The passenger service then settled down to five trains per day plying between Shirebrook and Nottingham Victoria, with two extra on Wednesdays and Saturdays. There was no Sunday service. The GCR took the LD&ECR over in 1907, so after that date The Leen Valley extension joined the Great Central at both ends. Nevertheless, until 1925 local passenger trains ran North from Nottingham Victoria and terminated at Shirebrook South, despite Shirebrook North being only a mile further on. To modern eyes this appears like running trains along the East Coast Main Line from Edinburgh and terminating at Finsbury Park instead of Kings Cross. From 1925 trains started running the last mile to Shirebrook North, but the writing was already on the wall.

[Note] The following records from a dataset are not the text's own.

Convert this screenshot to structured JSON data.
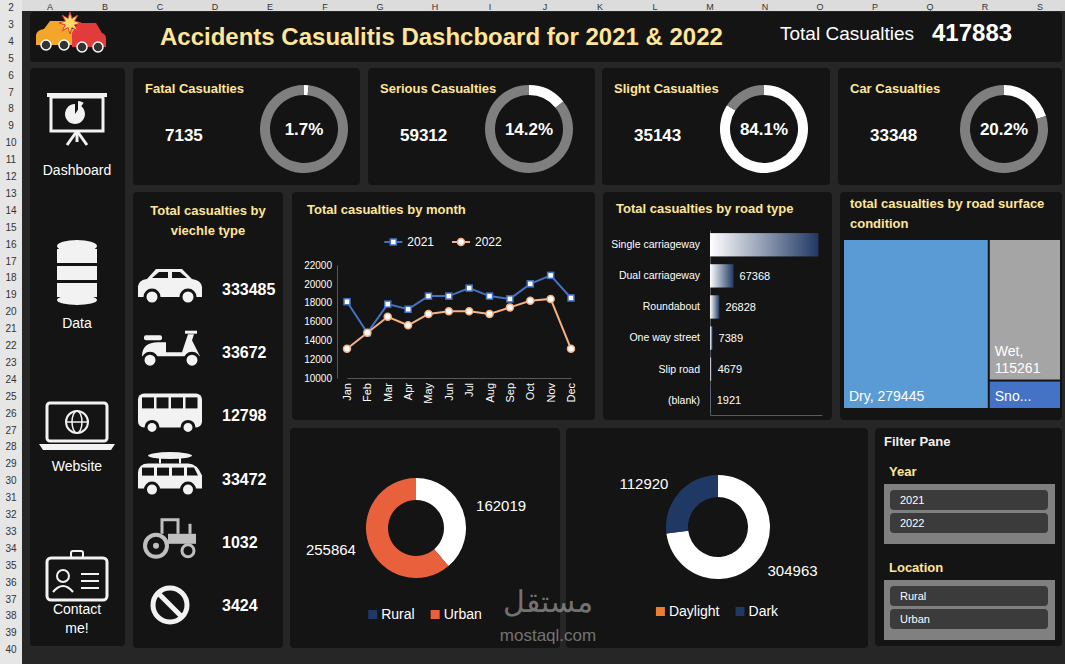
{
  "sheet": {
    "columns": [
      "A",
      "B",
      "C",
      "D",
      "E",
      "F",
      "G",
      "H",
      "I",
      "J",
      "K",
      "L",
      "M",
      "N",
      "O",
      "P",
      "Q",
      "R",
      "S"
    ],
    "rows": [
      2,
      3,
      4,
      5,
      6,
      7,
      8,
      9,
      10,
      11,
      12,
      13,
      14,
      15,
      16,
      17,
      18,
      19,
      20,
      21,
      22,
      23,
      24,
      25,
      26,
      27,
      28,
      29,
      30,
      31,
      32,
      33,
      34,
      35,
      36,
      37,
      38,
      39,
      40
    ]
  },
  "header": {
    "title": "Accidents Casualitis Dashcboard for 2021 & 2022",
    "total_label": "Total Casualties",
    "total_value": 417883
  },
  "nav": [
    "Dashboard",
    "Data",
    "Website",
    "Contact me!"
  ],
  "chart_data": [
    {
      "type": "gauge",
      "title": "Fatal Casualties",
      "count": 7135,
      "values": [
        1.7
      ],
      "value_labels": [
        "1.7%"
      ],
      "colors": [
        "#ffffff",
        "#7f7f7f"
      ]
    },
    {
      "type": "gauge",
      "title": "Serious Casualties",
      "count": 59312,
      "values": [
        14.2
      ],
      "value_labels": [
        "14.2%"
      ],
      "colors": [
        "#ffffff",
        "#7f7f7f"
      ]
    },
    {
      "type": "gauge",
      "title": "Slight Casualties",
      "count": 35143,
      "values": [
        84.1
      ],
      "value_labels": [
        "84.1%"
      ],
      "colors": [
        "#ffffff",
        "#7f7f7f"
      ]
    },
    {
      "type": "gauge",
      "title": "Car Casualties",
      "count": 33348,
      "values": [
        20.2
      ],
      "value_labels": [
        "20.2%"
      ],
      "colors": [
        "#ffffff",
        "#7f7f7f"
      ]
    },
    {
      "type": "icon_list",
      "title": "Total casualties by viechle type",
      "categories": [
        null,
        null,
        null,
        null,
        null,
        null
      ],
      "values": [
        333485,
        33672,
        12798,
        33472,
        1032,
        3424
      ],
      "data_labels": true
    },
    {
      "type": "line",
      "title": "Total casualties by month",
      "categories": [
        "Jan",
        "Feb",
        "Mar",
        "Apr",
        "May",
        "Jun",
        "Jul",
        "Aug",
        "Sep",
        "Oct",
        "Nov",
        "Dec"
      ],
      "series": [
        {
          "name": "2021",
          "color": "#4472c4",
          "marker": "square",
          "values": [
            18100,
            14800,
            17850,
            17300,
            18700,
            18700,
            19550,
            18700,
            18400,
            20000,
            20900,
            18500
          ]
        },
        {
          "name": "2022",
          "color": "#f4b183",
          "marker": "circle",
          "values": [
            13100,
            14800,
            16500,
            15600,
            16800,
            17100,
            17100,
            16800,
            17500,
            18200,
            18400,
            13100
          ]
        }
      ],
      "ylim": [
        10000,
        22000
      ],
      "yticks": [
        10000,
        12000,
        14000,
        16000,
        18000,
        20000,
        22000
      ],
      "grid": false,
      "legend": "top"
    },
    {
      "type": "bar",
      "orientation": "horizontal",
      "title": "Total casualties by road type",
      "categories": [
        "Single carriageway",
        "Dual carriageway",
        "Roundabout",
        "One way street",
        "Slip road",
        "(blank)"
      ],
      "values": [
        309698,
        67368,
        26828,
        7389,
        4679,
        1921
      ],
      "value_labels": [
        null,
        "67368",
        "26828",
        "7389",
        "4679",
        "1921"
      ],
      "data_labels": true,
      "xlim": [
        0,
        320000
      ],
      "xticks": [],
      "tick_labels": "y",
      "color": "#1f3864"
    },
    {
      "type": "treemap",
      "title": "total casualties by road surface condition",
      "values": [
        279445,
        115261,
        23177
      ],
      "value_labels": [
        "Dry, 279445",
        "Wet, 115261",
        "Sno..."
      ],
      "colors": [
        "#5b9bd5",
        "#a5a5a5",
        "#4472c4"
      ],
      "data_labels": true
    },
    {
      "type": "doughnut",
      "categories": [
        "Rural",
        "Urban"
      ],
      "values": [
        162019,
        255864
      ],
      "colors": [
        "#1f3864",
        "#e8613c"
      ],
      "data_labels": true,
      "legend": "bottom"
    },
    {
      "type": "doughnut",
      "categories": [
        "Daylight",
        "Dark"
      ],
      "values": [
        304963,
        112920
      ],
      "colors": [
        "#ed7d31",
        "#1f3864"
      ],
      "data_labels": true,
      "legend": "bottom"
    }
  ],
  "filters": {
    "title": "Filter Pane",
    "groups": [
      {
        "title": "Year",
        "items": [
          "2021",
          "2022"
        ]
      },
      {
        "title": "Location",
        "items": [
          "Rural",
          "Urban"
        ]
      }
    ]
  },
  "watermark": [
    "مستقل",
    "mostaql.com"
  ]
}
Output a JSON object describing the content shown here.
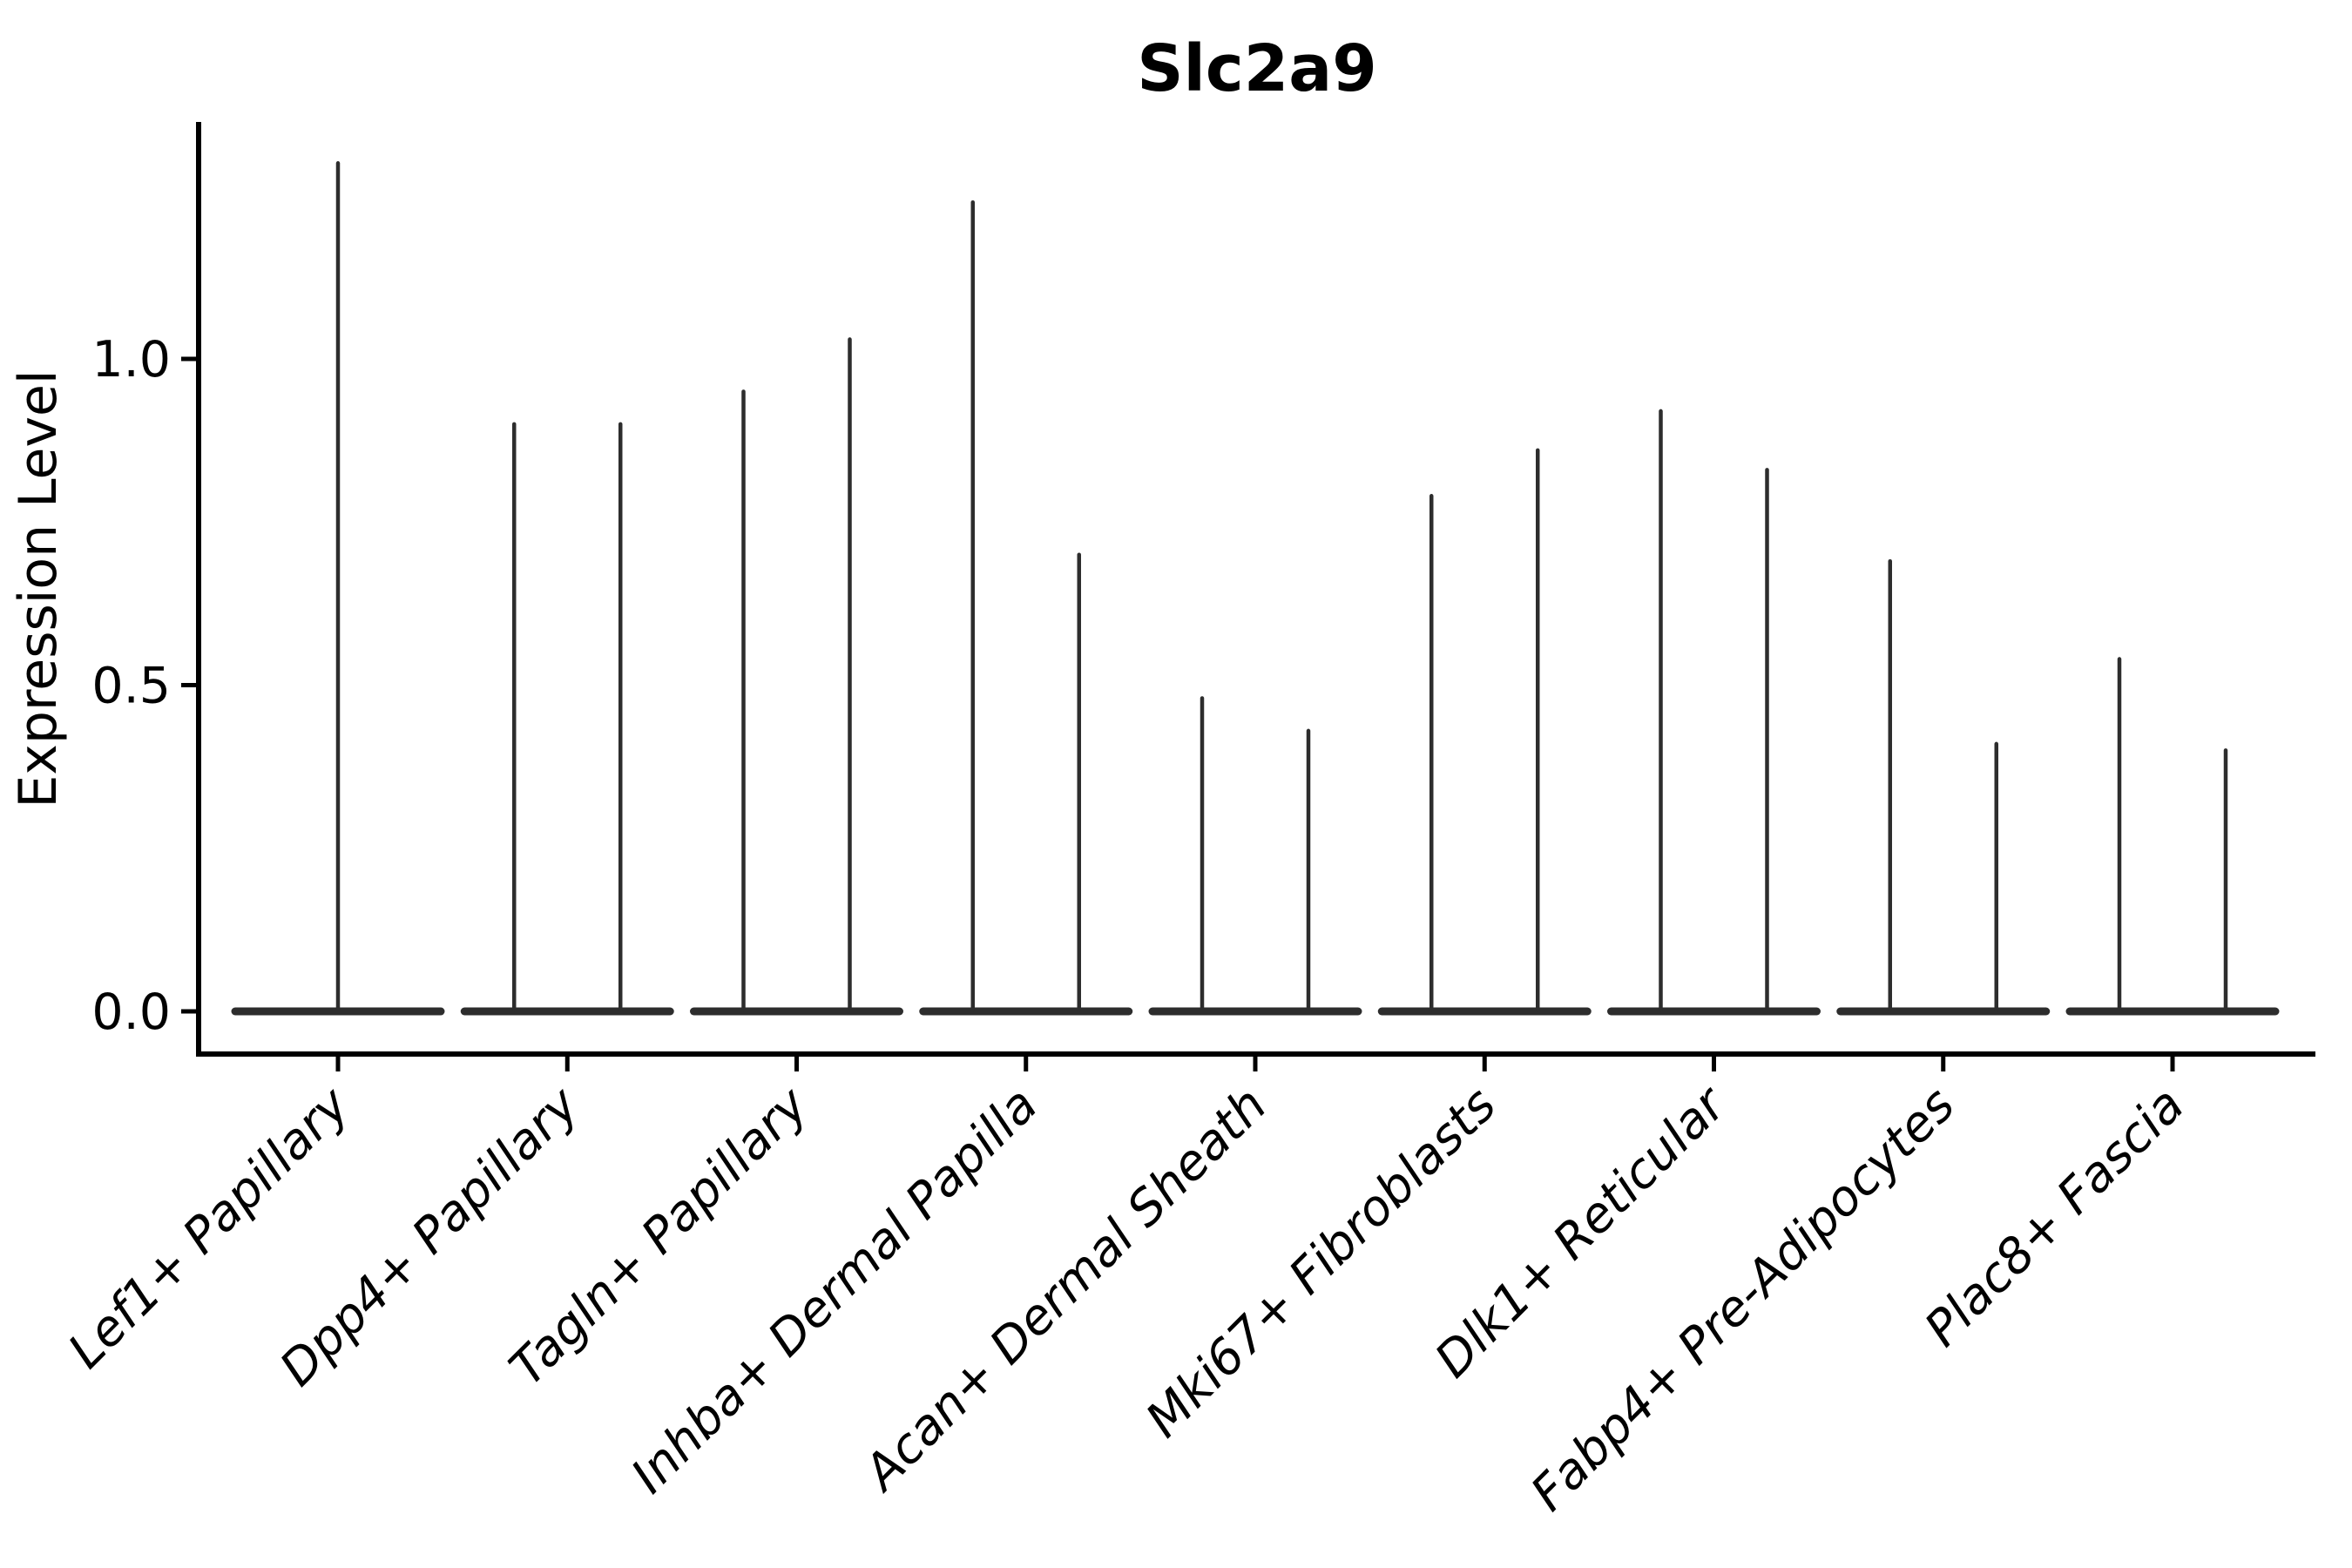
{
  "figure": {
    "kind": "violin-plot",
    "background": "#ffffff"
  },
  "chart_data": {
    "type": "violin",
    "title": "Slc2a9",
    "xlabel": "",
    "ylabel": "Expression Level",
    "grid": false,
    "legend": null,
    "ylim": [
      -0.07,
      1.37
    ],
    "yticks": [
      0.0,
      0.5,
      1.0
    ],
    "ytick_labels": [
      "0.0",
      "0.5",
      "1.0"
    ],
    "categories": [
      "Lef1+ Papillary",
      "Dpp4+ Papillary",
      "Tagln+ Papillary",
      "Inhba+ Dermal Papilla",
      "Acan+ Dermal Sheath",
      "Mki67+ Fibroblasts",
      "Dlk1+ Reticular",
      "Fabp4+ Pre-Adipocytes",
      "Plac8+ Fascia"
    ],
    "violins": [
      {
        "category": "Lef1+ Papillary",
        "max_values": [
          1.3
        ],
        "baseline_value": 0.0
      },
      {
        "category": "Dpp4+ Papillary",
        "max_values": [
          0.9,
          0.9
        ],
        "baseline_value": 0.0
      },
      {
        "category": "Tagln+ Papillary",
        "max_values": [
          0.95,
          1.03
        ],
        "baseline_value": 0.0
      },
      {
        "category": "Inhba+ Dermal Papilla",
        "max_values": [
          1.24,
          0.7
        ],
        "baseline_value": 0.0
      },
      {
        "category": "Acan+ Dermal Sheath",
        "max_values": [
          0.48,
          0.43
        ],
        "baseline_value": 0.0
      },
      {
        "category": "Mki67+ Fibroblasts",
        "max_values": [
          0.79,
          0.86
        ],
        "baseline_value": 0.0
      },
      {
        "category": "Dlk1+ Reticular",
        "max_values": [
          0.92,
          0.83
        ],
        "baseline_value": 0.0
      },
      {
        "category": "Fabp4+ Pre-Adipocytes",
        "max_values": [
          0.69,
          0.41
        ],
        "baseline_value": 0.0
      },
      {
        "category": "Plac8+ Fascia",
        "max_values": [
          0.54,
          0.4
        ],
        "baseline_value": 0.0
      }
    ],
    "colors": {
      "violin_stroke": "#2d2d2d",
      "axis": "#000000",
      "text": "#000000",
      "background": "#ffffff"
    }
  }
}
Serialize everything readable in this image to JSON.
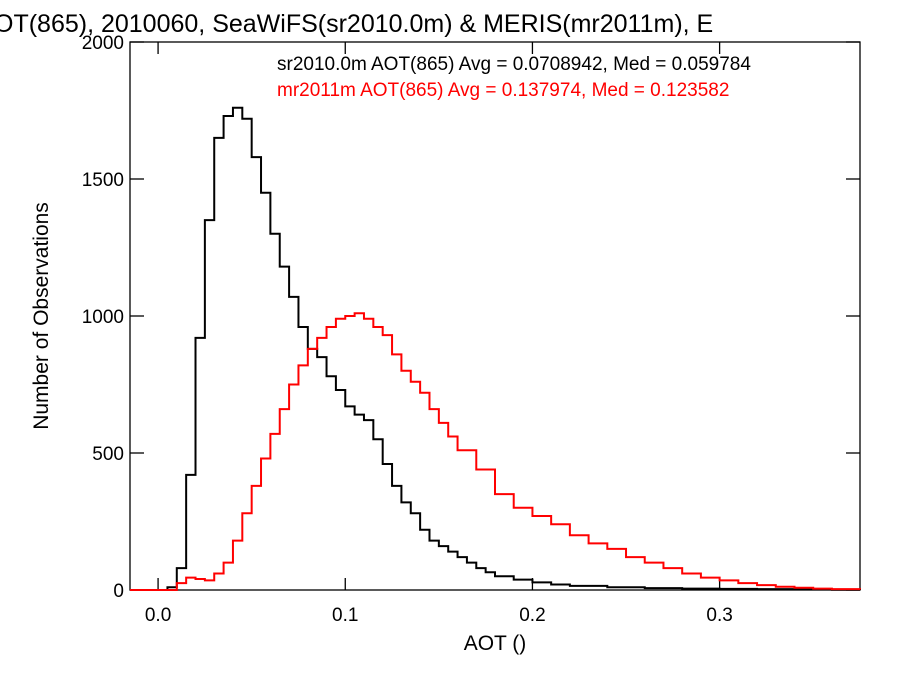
{
  "chart_data": {
    "type": "line",
    "title": "OT(865), 2010060, SeaWiFS(sr2010.0m) & MERIS(mr2011m), E",
    "xlabel": "AOT ()",
    "ylabel": "Number of Observations",
    "xlim": [
      -0.015,
      0.375
    ],
    "ylim": [
      0,
      2000
    ],
    "x_ticks": [
      0.0,
      0.1,
      0.2,
      0.3
    ],
    "x_tick_labels": [
      "0.0",
      "0.1",
      "0.2",
      "0.3"
    ],
    "y_ticks": [
      0,
      500,
      1000,
      1500,
      2000
    ],
    "y_tick_labels": [
      "0",
      "500",
      "1000",
      "1500",
      "2000"
    ],
    "grid": false,
    "legend_position": "top-right",
    "annotations": [
      {
        "text": "sr2010.0m AOT(865) Avg = 0.0708942, Med = 0.059784",
        "color": "#000000"
      },
      {
        "text": "mr2011m AOT(865) Avg = 0.137974, Med = 0.123582",
        "color": "#ff0000"
      }
    ],
    "series": [
      {
        "color": "#000000",
        "x": [
          -0.015,
          0.0,
          0.005,
          0.01,
          0.015,
          0.02,
          0.025,
          0.03,
          0.035,
          0.04,
          0.045,
          0.05,
          0.055,
          0.06,
          0.065,
          0.07,
          0.075,
          0.08,
          0.085,
          0.09,
          0.095,
          0.1,
          0.105,
          0.11,
          0.115,
          0.12,
          0.125,
          0.13,
          0.135,
          0.14,
          0.145,
          0.15,
          0.155,
          0.16,
          0.165,
          0.17,
          0.175,
          0.18,
          0.19,
          0.2,
          0.21,
          0.22,
          0.24,
          0.26,
          0.28,
          0.3,
          0.32,
          0.34,
          0.36,
          0.375
        ],
        "y": [
          0,
          0,
          10,
          80,
          420,
          920,
          1350,
          1650,
          1730,
          1760,
          1720,
          1580,
          1450,
          1300,
          1180,
          1070,
          960,
          880,
          850,
          780,
          730,
          670,
          640,
          620,
          550,
          460,
          380,
          320,
          280,
          220,
          180,
          160,
          140,
          120,
          100,
          80,
          65,
          50,
          38,
          28,
          20,
          15,
          10,
          7,
          5,
          4,
          3,
          2,
          1,
          0
        ]
      },
      {
        "color": "#ff0000",
        "x": [
          -0.015,
          0.0,
          0.005,
          0.01,
          0.015,
          0.02,
          0.025,
          0.03,
          0.035,
          0.04,
          0.045,
          0.05,
          0.055,
          0.06,
          0.065,
          0.07,
          0.075,
          0.08,
          0.085,
          0.09,
          0.095,
          0.1,
          0.105,
          0.11,
          0.115,
          0.12,
          0.125,
          0.13,
          0.135,
          0.14,
          0.145,
          0.15,
          0.155,
          0.16,
          0.17,
          0.18,
          0.19,
          0.2,
          0.21,
          0.22,
          0.23,
          0.24,
          0.25,
          0.26,
          0.27,
          0.28,
          0.29,
          0.3,
          0.31,
          0.32,
          0.33,
          0.34,
          0.35,
          0.36,
          0.375
        ],
        "y": [
          0,
          0,
          0,
          25,
          45,
          40,
          35,
          60,
          100,
          180,
          280,
          380,
          480,
          570,
          660,
          750,
          820,
          880,
          920,
          960,
          990,
          1000,
          1010,
          990,
          960,
          930,
          860,
          800,
          760,
          720,
          660,
          610,
          560,
          510,
          440,
          350,
          300,
          270,
          240,
          200,
          170,
          150,
          120,
          100,
          80,
          60,
          45,
          35,
          25,
          18,
          12,
          8,
          5,
          3,
          2
        ]
      }
    ]
  }
}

The railways in these parts were built primarily to carry coal. Local passenger services were typically loss-making and got in the way of freight traffic. The Shirebrook North - Shirebrook South - Nottingham Victoria service was withdrawn on 14 September 1931.

The line remained open for six purposes:

- coal
- through freight services
- local freight services
- diversions if the GCML was overloaded or under repair,
- special trains, notably for football matches and enthusiasts, and
- Summer excursions.

Shirebrook South closed for local goods on 4 February 1957.

Summer weekend excursions to places such as Skegness continued to call at Shirebrook South up to September 1964, at which point the station became redundant and closed completely.

The GCML closed North of Nottingham in September 1966, so diversions also ended, but a last hurrah was a sleeping car service from Marylebone to Glasgow which passed through Shirebrook South in the wee small hours from 1962 to 1964.

Collieries closed or rationalised production, for example Pleasley Colliery joined underground with Shirebrook Colliery and sent its coal to the surface that way. At one time coal from Shirebrook Colliery could be sent out via the Leen Valley Extension or via what is now the Robin Hood Line, that, too, was rationalised so it only went the latter way.

Through freight dwindled or went by other routes, so fewer trains passed through the Shirebrook South site.

A Stephenson Locomotive Society "Farewell" railtour traversed the line on 4 May 1968.

The line was closed on 27 May 1968 and has since been lifted. Shirebrook South station has been razed to the ground and the massive embankment between Shirebrook South and North has been removed, with striking visual impact.